Nezavisimoye Voyennoye Obozreniye
- Type: Weekly
- Format: A3 per spread
- Owner: Konstantin Remchukov
- Editor: Konstantin Remchukov
- Founded: February 11, 1995
- Headquarters: Moscow, Russia
- Circulation: 12,000
- Website: http://nvo.ng.ru/

= Nezavisimoye Voyennoye Obozreniye =

Russian weekly Newspaper

Nezavisimoye Voyennoye Obozreniye (NVO; Независимое военное обозрение, Independent Military Review) is a publication on military topics that is issued as a weekly supplement to the Russian newspaper Nezavisimaya Gazeta. It covers military posture, military science, the activity of secret services, military technology, weapons, and the military history of Russia and other countries. It was founded by the editor-in-chief of Nezavisimaya Gazeta, Vitaly Tretyakov.
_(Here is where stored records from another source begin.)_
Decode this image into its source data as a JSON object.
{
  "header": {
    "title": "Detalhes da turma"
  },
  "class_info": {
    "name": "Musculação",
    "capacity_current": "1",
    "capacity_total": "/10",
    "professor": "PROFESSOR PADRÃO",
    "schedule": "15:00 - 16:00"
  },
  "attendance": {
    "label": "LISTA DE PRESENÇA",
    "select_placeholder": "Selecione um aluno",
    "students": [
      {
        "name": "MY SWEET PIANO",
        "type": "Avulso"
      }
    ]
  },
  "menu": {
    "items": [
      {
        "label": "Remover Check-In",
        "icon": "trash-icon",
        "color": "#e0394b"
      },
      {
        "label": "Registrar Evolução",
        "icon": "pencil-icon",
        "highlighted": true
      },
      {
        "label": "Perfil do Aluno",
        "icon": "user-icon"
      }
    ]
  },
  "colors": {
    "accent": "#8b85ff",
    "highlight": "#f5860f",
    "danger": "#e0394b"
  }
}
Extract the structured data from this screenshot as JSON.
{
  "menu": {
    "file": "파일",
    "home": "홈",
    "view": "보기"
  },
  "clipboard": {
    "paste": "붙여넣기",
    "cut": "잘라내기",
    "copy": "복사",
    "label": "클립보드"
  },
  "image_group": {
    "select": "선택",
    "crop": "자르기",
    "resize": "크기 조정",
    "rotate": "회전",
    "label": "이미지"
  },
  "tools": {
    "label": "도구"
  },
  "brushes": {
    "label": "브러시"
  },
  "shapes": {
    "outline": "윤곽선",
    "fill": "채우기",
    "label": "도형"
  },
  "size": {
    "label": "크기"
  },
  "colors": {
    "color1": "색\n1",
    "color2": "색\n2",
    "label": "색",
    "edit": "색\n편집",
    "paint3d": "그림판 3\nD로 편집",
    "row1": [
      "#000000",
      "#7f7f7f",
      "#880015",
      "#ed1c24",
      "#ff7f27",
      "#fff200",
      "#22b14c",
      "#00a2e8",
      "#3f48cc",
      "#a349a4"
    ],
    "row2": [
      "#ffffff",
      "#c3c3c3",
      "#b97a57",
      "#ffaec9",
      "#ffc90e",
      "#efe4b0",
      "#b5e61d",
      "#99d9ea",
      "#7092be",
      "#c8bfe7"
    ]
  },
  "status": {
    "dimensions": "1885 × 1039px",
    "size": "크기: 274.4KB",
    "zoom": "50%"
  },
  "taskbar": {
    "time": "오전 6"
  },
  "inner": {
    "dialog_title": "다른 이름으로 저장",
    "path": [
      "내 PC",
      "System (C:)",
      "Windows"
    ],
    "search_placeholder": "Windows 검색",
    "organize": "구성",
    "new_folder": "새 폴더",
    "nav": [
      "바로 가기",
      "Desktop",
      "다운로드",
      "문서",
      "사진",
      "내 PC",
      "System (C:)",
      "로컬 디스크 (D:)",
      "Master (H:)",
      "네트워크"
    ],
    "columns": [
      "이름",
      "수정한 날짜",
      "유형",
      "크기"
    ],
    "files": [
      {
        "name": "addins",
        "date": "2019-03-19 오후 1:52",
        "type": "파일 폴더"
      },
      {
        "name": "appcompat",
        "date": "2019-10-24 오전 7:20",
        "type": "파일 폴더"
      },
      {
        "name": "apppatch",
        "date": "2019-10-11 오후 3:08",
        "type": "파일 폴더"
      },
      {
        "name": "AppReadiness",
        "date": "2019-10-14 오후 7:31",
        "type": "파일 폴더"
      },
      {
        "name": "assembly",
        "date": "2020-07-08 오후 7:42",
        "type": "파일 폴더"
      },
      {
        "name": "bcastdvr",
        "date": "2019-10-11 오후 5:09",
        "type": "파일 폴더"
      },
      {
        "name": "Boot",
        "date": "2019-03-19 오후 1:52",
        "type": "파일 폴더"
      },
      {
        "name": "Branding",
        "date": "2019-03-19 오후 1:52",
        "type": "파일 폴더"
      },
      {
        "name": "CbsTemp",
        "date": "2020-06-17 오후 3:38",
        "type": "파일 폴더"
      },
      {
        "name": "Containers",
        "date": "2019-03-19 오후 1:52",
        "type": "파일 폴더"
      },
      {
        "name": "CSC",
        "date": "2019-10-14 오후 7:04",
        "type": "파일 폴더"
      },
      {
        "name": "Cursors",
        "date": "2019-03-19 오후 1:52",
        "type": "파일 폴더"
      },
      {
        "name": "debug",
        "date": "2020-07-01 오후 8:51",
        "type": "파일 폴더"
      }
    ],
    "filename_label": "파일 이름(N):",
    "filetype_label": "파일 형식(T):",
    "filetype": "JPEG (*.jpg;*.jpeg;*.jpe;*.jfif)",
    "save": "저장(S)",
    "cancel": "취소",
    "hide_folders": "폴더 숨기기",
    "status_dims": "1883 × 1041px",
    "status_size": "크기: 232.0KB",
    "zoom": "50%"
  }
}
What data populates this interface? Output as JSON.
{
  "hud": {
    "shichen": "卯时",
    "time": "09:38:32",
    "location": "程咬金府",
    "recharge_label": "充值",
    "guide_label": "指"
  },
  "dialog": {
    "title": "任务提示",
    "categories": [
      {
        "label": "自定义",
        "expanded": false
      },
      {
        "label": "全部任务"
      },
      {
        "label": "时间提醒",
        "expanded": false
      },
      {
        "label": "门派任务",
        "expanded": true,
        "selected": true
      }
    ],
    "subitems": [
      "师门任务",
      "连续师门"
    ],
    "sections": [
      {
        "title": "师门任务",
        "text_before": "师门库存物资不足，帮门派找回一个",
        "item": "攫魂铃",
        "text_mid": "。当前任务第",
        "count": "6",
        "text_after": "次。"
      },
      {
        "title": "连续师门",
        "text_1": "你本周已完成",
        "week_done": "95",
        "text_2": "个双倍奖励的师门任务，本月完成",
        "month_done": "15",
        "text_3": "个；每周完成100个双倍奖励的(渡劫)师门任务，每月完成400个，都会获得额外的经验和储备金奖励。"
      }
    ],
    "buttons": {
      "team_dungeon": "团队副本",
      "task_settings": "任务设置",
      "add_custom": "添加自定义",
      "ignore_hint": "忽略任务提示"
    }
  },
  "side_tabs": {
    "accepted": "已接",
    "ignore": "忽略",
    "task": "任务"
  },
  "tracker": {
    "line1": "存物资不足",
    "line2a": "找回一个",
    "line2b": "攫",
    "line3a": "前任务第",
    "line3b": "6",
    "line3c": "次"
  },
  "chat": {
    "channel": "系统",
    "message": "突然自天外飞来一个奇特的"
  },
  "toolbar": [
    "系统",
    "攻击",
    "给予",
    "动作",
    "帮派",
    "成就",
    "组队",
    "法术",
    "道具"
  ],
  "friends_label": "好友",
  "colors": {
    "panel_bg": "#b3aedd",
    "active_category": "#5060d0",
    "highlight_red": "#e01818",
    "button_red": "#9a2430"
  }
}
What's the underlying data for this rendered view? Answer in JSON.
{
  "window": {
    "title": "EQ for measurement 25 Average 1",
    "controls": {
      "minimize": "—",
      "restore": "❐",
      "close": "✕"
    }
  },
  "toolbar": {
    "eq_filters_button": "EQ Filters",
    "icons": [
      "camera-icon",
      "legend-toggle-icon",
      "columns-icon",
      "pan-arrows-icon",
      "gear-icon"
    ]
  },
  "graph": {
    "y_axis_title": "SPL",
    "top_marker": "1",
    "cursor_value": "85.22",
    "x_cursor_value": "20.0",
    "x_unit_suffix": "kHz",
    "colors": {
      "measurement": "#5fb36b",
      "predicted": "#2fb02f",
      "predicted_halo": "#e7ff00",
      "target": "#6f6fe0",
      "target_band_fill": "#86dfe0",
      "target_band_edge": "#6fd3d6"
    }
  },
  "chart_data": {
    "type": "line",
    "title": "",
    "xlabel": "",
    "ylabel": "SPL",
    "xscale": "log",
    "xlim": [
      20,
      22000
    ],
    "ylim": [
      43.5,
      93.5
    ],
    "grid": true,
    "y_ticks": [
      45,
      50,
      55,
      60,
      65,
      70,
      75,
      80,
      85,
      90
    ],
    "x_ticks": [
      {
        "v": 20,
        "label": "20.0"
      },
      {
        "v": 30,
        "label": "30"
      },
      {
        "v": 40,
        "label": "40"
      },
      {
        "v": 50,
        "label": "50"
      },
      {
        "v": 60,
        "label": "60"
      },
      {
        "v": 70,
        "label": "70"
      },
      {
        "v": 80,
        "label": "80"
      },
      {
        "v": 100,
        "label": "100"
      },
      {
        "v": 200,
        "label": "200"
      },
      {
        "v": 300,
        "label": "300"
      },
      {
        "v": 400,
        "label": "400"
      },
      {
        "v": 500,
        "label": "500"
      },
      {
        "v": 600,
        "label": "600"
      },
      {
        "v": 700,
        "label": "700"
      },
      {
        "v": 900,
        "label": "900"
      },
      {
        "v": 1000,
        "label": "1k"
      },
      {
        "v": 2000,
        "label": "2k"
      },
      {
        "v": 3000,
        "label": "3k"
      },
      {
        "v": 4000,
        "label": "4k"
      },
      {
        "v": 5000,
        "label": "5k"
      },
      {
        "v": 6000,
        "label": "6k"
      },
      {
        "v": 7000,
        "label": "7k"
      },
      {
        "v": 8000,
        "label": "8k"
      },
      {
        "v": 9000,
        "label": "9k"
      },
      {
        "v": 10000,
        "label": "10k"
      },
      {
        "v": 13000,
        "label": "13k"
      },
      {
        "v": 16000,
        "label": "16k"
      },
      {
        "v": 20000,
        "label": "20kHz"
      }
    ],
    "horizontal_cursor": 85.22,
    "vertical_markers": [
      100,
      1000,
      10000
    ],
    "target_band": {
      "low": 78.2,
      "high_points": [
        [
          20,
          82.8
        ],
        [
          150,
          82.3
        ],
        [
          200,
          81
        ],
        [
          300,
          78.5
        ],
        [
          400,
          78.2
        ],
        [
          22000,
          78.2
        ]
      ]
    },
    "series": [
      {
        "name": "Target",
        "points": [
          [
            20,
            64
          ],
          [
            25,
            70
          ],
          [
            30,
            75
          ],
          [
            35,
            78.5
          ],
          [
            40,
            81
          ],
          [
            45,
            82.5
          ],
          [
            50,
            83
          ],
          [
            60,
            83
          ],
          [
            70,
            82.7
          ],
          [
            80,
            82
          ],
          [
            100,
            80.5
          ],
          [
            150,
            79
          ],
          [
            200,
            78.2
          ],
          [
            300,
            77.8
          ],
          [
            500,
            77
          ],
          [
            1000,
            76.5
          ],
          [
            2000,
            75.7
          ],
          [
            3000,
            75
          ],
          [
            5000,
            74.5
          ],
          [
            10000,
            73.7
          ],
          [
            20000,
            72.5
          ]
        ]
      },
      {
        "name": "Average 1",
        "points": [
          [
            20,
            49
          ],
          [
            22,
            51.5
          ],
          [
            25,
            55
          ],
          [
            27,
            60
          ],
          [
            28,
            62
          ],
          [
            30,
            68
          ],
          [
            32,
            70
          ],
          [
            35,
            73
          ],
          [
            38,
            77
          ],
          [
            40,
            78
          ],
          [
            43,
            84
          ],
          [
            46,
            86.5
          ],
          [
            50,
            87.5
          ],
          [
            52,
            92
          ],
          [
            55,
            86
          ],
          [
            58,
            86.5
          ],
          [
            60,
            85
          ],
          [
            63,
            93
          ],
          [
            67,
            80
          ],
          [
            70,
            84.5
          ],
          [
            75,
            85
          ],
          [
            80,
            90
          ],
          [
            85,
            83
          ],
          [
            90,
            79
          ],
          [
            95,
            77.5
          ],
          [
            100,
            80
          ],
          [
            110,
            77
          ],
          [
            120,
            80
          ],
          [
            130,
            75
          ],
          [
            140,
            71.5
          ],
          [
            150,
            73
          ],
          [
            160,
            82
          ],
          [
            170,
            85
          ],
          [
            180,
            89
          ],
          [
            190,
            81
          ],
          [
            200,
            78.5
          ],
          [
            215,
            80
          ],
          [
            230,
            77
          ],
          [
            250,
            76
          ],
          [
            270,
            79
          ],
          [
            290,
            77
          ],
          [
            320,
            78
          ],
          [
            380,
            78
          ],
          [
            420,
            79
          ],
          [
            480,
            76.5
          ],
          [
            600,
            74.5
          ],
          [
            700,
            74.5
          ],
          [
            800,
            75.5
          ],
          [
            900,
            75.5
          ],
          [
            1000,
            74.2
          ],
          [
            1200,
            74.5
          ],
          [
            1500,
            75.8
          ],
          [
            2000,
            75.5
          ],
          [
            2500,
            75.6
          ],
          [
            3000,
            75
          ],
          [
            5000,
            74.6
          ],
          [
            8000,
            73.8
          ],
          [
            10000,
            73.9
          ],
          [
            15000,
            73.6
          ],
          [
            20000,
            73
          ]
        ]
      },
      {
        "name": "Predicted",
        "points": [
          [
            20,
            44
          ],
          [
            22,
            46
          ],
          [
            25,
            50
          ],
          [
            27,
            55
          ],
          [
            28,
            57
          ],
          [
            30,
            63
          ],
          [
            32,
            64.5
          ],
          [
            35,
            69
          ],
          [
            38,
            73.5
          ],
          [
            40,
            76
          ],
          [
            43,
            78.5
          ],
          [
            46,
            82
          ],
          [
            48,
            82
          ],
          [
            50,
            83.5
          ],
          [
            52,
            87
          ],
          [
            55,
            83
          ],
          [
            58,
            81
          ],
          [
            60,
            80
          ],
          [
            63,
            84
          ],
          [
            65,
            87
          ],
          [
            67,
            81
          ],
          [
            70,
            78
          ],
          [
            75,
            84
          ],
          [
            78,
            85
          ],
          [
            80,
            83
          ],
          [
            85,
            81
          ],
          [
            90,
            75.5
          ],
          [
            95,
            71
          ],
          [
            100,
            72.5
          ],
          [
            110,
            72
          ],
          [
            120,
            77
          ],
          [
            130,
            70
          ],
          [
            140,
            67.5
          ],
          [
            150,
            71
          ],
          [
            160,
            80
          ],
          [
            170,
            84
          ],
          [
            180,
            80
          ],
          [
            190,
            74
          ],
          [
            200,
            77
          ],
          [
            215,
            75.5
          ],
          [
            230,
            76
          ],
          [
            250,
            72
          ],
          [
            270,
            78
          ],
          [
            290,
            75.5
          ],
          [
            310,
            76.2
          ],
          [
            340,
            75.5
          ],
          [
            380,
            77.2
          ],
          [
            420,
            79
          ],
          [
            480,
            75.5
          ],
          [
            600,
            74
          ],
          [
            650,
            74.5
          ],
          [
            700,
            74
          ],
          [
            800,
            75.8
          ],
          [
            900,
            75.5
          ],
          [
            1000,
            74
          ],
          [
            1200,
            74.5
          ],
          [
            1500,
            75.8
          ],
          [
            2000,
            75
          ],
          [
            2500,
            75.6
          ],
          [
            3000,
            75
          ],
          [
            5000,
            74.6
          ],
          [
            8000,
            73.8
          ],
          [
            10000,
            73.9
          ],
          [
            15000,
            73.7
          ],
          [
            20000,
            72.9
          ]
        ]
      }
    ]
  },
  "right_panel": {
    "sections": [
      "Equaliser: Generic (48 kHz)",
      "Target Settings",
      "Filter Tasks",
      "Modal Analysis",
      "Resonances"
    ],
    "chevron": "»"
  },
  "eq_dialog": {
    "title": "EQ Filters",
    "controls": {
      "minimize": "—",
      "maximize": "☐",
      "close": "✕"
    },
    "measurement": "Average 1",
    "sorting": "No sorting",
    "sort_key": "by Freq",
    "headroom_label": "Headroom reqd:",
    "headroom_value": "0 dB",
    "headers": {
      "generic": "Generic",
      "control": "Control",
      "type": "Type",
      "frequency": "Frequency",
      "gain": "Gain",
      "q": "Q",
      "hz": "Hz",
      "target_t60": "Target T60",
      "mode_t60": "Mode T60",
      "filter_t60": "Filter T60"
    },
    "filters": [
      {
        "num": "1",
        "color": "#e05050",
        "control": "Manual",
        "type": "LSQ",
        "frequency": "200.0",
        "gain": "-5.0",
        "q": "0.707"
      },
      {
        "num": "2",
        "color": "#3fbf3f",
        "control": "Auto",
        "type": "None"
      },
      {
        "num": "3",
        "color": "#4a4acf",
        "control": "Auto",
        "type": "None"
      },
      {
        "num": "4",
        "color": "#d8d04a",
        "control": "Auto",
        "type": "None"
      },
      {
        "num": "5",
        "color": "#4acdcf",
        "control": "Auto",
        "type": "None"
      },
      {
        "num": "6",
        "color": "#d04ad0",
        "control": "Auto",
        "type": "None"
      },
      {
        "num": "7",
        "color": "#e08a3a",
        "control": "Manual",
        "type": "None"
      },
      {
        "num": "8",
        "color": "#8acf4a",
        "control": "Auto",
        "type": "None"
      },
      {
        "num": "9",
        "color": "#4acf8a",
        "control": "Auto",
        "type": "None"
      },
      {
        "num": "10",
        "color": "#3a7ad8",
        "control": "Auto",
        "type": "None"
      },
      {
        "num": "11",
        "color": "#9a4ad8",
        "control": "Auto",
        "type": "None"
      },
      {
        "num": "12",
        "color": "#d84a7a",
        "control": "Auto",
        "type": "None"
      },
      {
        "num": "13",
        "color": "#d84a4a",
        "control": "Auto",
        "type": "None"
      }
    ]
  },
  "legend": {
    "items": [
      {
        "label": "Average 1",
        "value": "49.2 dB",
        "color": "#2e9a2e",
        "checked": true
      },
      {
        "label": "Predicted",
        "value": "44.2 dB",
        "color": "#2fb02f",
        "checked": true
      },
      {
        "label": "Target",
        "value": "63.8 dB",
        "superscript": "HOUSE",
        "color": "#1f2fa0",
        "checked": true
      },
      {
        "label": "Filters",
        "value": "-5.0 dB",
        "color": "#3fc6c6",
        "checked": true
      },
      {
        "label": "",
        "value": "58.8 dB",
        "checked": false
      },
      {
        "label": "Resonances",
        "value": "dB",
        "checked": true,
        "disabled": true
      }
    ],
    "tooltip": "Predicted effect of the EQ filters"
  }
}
Currently, the CEO and the editor-in-chief is Konstantin Remchukov.

The first issue of NVO was published on February 11, 1995, the second in autumn of the same year. In 1996 it was published twice a month, since 1997 once a week.

The newspaper has often been relatively critical of Russian military policy and planning, especially in the light of the Russian military reform that was initiated in 2008.